WDN: As the Somali ambassador to the EU, what are your main responsibilities? And do you oversee other Somali missions within the EU? 

Amb. Ali: My responsibility as an ambassador is to represent the government of Somalia in all meetings at EU, ACP, African Union, Arab league, IGAD, and in one-on-one government settings; involve in diplomacy, oversee all of the other diplomats and local staff, enhance the exposure of Somalia, defend the interest of Somalia, and help Somali citizens in need.

No, I don’t oversee other Somali missions in EU besides the ones that I am accredited to. 

WDN: The Somali nation is experiencing turbulent times. How do you see European involvement in resuscitating Somalia politically, socially, and economically?  

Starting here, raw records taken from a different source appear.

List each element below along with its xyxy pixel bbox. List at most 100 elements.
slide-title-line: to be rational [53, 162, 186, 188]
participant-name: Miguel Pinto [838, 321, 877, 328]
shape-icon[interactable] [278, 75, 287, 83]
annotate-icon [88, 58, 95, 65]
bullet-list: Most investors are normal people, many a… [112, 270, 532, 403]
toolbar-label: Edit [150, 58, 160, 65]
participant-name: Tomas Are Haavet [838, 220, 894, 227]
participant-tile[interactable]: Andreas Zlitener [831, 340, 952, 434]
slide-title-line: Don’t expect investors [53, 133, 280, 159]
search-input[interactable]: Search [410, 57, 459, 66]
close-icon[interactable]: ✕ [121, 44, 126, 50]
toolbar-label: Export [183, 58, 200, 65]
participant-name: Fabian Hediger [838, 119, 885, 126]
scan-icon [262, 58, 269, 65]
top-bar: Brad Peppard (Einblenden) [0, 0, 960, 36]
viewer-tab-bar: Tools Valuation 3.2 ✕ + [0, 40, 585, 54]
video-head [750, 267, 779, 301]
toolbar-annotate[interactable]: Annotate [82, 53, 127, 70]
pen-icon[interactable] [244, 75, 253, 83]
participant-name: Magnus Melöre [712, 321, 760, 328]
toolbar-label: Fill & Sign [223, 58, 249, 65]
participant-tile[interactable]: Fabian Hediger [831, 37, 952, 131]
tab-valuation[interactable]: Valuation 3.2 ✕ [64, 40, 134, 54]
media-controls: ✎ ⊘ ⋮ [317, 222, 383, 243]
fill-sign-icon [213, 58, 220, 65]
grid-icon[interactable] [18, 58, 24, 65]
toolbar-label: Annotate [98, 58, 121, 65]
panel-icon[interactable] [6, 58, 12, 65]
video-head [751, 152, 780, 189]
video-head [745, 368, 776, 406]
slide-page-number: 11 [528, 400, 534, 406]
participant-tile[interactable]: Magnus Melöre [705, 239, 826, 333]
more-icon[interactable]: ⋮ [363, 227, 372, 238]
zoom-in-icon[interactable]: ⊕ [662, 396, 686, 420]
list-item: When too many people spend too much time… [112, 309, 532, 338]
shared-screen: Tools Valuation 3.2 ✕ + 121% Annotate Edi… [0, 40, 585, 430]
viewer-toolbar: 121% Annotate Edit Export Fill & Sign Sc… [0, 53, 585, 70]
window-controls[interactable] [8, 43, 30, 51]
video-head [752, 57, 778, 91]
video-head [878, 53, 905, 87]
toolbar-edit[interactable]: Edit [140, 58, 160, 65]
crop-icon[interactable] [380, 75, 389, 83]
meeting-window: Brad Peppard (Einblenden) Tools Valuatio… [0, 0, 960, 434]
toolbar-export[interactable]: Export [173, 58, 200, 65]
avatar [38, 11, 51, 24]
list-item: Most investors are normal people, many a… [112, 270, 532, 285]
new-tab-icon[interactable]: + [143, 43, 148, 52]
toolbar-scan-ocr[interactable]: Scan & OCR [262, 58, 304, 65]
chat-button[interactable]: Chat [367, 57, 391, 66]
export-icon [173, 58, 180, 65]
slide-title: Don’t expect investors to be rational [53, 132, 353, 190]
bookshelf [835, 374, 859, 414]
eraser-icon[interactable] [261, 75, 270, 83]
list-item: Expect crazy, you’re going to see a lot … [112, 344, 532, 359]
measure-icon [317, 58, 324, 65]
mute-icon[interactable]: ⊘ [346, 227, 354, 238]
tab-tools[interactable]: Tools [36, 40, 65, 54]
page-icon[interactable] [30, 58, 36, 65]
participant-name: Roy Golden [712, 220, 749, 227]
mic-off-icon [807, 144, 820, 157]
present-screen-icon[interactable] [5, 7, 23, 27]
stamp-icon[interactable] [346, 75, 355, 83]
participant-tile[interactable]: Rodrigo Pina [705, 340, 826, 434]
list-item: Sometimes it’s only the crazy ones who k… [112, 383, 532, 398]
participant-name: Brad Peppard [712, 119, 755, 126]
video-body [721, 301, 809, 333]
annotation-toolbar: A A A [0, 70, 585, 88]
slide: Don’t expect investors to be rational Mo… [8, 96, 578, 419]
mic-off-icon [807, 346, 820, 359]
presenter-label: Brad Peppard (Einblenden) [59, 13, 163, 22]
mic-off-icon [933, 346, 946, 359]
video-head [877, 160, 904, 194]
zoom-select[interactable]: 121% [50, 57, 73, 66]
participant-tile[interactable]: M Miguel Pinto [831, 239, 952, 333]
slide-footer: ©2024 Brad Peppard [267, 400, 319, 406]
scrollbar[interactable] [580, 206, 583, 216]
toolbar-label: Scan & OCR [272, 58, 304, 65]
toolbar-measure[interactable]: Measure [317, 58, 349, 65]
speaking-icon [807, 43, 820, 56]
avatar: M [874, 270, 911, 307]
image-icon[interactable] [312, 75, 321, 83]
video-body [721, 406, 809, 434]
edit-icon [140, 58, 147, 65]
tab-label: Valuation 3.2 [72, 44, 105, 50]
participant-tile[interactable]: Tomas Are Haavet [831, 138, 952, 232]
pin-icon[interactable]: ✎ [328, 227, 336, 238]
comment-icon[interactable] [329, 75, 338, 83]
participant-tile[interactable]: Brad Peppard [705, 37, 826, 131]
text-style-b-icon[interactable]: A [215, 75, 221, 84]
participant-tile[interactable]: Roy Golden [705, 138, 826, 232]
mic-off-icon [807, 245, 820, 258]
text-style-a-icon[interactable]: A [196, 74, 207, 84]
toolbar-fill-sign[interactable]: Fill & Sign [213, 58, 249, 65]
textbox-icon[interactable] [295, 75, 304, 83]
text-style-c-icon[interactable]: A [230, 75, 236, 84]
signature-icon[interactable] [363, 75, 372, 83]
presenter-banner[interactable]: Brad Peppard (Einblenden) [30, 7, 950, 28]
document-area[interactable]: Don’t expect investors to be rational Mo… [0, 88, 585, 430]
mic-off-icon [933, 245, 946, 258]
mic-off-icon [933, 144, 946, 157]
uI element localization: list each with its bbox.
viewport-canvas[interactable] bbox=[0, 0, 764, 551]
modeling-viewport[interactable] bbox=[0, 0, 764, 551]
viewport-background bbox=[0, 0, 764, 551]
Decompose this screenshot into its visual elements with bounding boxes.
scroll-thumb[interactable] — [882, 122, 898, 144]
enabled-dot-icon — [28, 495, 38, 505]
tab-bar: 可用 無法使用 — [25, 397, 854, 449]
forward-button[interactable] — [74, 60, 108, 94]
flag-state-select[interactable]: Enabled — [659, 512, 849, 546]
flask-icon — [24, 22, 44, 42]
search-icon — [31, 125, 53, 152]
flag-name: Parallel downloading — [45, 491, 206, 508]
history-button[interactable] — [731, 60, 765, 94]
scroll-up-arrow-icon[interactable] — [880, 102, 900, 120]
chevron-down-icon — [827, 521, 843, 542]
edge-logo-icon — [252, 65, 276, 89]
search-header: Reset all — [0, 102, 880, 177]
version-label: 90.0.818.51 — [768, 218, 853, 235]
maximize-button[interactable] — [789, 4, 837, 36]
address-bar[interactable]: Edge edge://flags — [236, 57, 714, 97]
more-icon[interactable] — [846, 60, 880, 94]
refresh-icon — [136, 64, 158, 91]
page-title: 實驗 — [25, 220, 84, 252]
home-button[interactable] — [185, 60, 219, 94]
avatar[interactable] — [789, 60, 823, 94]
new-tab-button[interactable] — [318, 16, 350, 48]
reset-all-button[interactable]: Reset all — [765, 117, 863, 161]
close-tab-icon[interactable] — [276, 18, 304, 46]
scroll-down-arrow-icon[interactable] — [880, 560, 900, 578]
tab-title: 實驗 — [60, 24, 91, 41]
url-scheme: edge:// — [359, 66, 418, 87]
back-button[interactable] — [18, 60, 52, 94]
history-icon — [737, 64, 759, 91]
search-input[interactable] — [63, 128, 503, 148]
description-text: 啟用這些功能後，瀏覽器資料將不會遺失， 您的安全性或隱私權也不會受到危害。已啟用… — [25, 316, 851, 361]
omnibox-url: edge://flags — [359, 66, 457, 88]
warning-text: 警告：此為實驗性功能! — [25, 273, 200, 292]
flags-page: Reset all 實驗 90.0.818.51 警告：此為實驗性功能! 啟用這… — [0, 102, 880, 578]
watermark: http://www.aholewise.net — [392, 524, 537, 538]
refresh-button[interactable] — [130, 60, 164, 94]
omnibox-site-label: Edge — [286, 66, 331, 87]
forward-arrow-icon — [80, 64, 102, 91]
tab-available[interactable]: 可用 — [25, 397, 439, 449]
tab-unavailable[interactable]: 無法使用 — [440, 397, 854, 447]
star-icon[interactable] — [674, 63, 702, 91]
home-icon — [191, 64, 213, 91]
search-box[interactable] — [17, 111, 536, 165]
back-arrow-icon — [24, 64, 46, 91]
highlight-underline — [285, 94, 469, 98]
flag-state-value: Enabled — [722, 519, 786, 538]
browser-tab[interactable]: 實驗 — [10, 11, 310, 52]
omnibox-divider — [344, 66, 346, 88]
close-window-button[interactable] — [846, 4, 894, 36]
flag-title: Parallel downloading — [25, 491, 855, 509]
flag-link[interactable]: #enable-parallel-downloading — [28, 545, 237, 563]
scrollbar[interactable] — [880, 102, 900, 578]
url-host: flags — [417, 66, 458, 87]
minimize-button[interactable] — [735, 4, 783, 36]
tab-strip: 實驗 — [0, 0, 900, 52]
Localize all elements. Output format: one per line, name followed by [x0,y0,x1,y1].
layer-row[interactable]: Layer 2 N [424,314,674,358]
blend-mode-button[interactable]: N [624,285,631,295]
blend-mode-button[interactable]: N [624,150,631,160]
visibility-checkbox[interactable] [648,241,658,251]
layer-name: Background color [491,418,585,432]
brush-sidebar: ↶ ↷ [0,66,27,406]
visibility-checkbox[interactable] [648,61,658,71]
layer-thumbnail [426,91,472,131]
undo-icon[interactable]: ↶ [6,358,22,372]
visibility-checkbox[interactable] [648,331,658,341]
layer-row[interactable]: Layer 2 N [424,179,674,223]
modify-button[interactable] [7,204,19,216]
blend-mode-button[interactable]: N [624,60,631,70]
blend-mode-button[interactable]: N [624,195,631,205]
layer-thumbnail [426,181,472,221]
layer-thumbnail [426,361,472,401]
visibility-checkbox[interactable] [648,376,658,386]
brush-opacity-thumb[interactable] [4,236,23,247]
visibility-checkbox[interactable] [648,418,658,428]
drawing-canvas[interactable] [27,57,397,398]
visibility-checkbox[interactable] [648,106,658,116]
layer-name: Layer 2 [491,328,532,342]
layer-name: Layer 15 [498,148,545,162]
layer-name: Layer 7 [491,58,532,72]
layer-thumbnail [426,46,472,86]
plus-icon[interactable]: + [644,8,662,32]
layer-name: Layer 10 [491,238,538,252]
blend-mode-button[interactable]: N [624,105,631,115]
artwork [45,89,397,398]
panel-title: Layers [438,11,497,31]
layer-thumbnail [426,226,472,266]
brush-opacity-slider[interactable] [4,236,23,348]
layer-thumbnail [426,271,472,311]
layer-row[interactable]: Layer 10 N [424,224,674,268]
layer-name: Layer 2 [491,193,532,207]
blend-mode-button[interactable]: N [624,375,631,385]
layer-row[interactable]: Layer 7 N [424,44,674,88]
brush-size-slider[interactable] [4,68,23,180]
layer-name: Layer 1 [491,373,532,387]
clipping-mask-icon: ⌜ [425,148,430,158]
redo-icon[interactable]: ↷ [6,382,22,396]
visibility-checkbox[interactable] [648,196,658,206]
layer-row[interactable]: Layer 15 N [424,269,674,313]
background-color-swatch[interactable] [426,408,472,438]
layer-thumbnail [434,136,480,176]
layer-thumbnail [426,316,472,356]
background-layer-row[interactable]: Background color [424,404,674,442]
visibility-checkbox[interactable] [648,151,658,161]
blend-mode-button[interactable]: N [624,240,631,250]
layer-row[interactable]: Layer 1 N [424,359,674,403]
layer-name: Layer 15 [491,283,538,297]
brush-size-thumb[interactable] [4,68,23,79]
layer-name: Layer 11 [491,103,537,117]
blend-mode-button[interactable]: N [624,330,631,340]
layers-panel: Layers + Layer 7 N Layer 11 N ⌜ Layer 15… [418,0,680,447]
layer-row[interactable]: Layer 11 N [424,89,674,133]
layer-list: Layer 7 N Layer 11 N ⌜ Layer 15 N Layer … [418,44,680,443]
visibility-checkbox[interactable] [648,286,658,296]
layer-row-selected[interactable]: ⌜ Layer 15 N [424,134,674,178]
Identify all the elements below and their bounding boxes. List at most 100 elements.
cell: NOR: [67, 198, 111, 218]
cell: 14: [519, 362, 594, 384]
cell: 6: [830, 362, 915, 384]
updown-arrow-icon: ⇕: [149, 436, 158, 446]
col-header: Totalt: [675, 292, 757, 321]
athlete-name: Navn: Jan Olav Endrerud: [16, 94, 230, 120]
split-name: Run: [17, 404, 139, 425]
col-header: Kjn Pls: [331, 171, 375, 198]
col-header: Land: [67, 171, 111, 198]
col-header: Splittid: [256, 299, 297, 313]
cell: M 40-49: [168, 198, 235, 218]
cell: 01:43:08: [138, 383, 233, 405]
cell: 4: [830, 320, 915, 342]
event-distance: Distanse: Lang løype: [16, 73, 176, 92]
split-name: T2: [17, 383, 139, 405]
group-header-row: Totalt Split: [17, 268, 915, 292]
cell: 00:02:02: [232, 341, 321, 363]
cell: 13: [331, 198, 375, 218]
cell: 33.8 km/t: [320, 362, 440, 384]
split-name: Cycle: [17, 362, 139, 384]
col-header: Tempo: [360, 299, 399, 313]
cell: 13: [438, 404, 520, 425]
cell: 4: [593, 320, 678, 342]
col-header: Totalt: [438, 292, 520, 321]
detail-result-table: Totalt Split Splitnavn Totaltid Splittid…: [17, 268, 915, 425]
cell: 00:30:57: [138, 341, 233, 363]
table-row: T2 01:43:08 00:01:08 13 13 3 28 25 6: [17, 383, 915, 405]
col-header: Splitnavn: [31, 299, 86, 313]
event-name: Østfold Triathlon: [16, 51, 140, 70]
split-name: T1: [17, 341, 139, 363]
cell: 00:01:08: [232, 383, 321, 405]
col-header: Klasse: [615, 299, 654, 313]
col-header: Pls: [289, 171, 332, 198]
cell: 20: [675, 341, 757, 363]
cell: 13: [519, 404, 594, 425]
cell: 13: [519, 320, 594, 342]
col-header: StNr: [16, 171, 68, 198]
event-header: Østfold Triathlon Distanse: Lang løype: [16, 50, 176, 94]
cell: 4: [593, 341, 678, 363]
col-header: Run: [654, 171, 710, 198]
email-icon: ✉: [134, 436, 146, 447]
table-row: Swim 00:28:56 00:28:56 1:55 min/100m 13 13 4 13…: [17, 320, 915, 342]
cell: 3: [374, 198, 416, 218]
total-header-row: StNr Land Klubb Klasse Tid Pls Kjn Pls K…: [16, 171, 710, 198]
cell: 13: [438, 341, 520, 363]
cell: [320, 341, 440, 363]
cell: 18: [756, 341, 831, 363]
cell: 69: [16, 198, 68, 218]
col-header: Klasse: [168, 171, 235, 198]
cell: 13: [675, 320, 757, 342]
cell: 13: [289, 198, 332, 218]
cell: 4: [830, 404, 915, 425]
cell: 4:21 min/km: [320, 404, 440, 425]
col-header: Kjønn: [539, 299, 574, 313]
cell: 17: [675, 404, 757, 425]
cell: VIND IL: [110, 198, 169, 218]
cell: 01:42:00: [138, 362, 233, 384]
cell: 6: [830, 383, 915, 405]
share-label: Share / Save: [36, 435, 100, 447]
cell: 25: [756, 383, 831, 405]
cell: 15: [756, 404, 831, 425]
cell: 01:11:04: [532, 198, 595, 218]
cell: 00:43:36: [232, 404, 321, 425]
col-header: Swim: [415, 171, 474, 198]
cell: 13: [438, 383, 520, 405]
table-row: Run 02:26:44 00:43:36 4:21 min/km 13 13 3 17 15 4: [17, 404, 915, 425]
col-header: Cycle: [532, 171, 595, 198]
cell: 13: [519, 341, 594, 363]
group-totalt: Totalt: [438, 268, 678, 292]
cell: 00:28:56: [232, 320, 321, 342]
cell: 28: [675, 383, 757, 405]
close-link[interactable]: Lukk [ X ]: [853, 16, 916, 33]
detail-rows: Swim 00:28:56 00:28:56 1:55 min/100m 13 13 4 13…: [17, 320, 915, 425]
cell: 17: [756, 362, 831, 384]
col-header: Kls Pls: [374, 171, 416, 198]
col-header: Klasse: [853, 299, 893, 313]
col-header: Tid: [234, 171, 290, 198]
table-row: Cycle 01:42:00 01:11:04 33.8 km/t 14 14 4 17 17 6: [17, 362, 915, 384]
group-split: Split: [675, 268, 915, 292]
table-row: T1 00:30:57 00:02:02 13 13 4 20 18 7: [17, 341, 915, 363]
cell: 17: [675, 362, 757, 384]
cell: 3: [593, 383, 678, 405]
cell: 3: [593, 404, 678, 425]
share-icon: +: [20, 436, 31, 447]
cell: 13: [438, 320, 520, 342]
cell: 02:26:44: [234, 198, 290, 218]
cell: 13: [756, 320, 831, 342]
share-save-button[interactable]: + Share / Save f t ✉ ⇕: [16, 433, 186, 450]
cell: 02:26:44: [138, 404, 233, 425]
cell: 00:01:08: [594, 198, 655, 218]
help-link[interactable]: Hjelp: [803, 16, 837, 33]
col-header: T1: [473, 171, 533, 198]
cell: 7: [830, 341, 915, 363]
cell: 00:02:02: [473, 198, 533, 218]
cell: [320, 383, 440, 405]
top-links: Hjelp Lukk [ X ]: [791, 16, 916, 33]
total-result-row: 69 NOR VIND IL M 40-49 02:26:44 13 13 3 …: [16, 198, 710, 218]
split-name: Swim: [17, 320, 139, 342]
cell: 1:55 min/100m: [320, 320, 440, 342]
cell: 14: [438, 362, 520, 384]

Amb. Ali: Europe Union is pretty much determined in helping Somalia. It is actively involved in all projects aimed at reviving Somalia, whether it is in the security sector, fighting piracy, justice reform, constitutional revision, building federal states institutions, reconciliation, economic development, food security, etc. The European taxpayers are demanding concrete results; they want to see their money well spent for the wellbeing of the people of Somalia. We need to grasp this opportunity and benefit from it.